Streusel Ingredients

  • 1/4 C white whole wheat flour
  • 1/4 C packed brown sugar (or Sucanut)
  • 1/2 tsp. ground cinnamon
  • 2 T butter (cold)

Muffin Ingredients

  • 1 3/4 C white whole wheat flour
  • 1/2 tsp. cream of tartar
  • 1 1/4 tsp. baking soda
  • 1/4 tsp. salt
  • 1 egg
  • 6 T butter, melted
  • 2/3 C maple syrup
  • 1/2 C milk (I used almond milk)
  • 1 C blueberries (fresh or frozen)


1. Preheat oven to 400°F. Grease 12 regular-size muffin cups (I used pure non-hydrogenated lard) or use paper baking cups.

2. (Dry ingredients) In a medium bowl, mix together the  1 3/4 C flour, cream of tartar, baking soda, and salt.

3. (Wet ingredients) In a large bowl, whisk together the egg, maple syrup, milk, and melted butter. Add dry ingredients to large bowl and stir just until moistened, but still lumpy. Gently fold in blueberries.

4. Divide batter evenly among 12 muffin cups.

5. For the streusel topping: In a small bowl, mix together the 1/4 C flour, brown sugar, and cinnamon.

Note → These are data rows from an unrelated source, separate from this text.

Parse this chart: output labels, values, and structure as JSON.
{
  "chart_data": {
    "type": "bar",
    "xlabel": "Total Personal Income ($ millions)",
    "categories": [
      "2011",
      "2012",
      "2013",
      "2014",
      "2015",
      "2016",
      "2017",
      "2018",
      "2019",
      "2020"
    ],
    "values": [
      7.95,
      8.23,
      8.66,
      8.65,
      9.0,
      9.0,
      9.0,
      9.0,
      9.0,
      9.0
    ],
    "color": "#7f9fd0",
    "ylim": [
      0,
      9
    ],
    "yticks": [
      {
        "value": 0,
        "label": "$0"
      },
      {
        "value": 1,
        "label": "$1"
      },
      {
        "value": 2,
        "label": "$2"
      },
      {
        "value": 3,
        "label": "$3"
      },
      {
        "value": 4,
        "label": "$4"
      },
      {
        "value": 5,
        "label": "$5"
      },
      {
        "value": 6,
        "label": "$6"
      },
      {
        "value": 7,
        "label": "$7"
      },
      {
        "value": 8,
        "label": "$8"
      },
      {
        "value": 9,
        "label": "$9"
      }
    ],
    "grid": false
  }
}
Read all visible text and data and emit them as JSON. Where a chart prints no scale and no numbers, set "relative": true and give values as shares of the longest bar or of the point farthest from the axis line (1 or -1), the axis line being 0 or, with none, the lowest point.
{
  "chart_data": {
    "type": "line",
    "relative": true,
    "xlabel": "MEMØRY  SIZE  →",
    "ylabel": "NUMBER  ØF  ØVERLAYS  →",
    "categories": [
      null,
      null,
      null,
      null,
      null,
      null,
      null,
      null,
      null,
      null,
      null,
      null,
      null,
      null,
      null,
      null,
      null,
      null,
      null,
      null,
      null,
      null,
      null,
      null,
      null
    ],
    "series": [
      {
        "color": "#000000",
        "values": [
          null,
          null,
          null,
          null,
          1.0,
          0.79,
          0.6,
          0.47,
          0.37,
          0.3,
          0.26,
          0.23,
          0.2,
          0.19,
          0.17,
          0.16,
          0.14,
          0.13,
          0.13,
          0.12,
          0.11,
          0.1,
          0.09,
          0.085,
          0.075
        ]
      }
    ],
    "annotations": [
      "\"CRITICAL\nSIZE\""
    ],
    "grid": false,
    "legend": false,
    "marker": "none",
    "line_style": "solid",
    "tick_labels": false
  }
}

Cut in 2 T cold butter using pastry blender (or a fork… or your fingers…) until crumbly.

6. Divide streusel topping evenly over the twelve unbaked muffins.

7.  Bake 15-20 minutes. Until golden brown or toothpick inserted in center comes out clean. Let stand for 5 minutes in pan. Remove from pan to cooling rack or serve warm. If using paper baking cups, remove immediately from pan.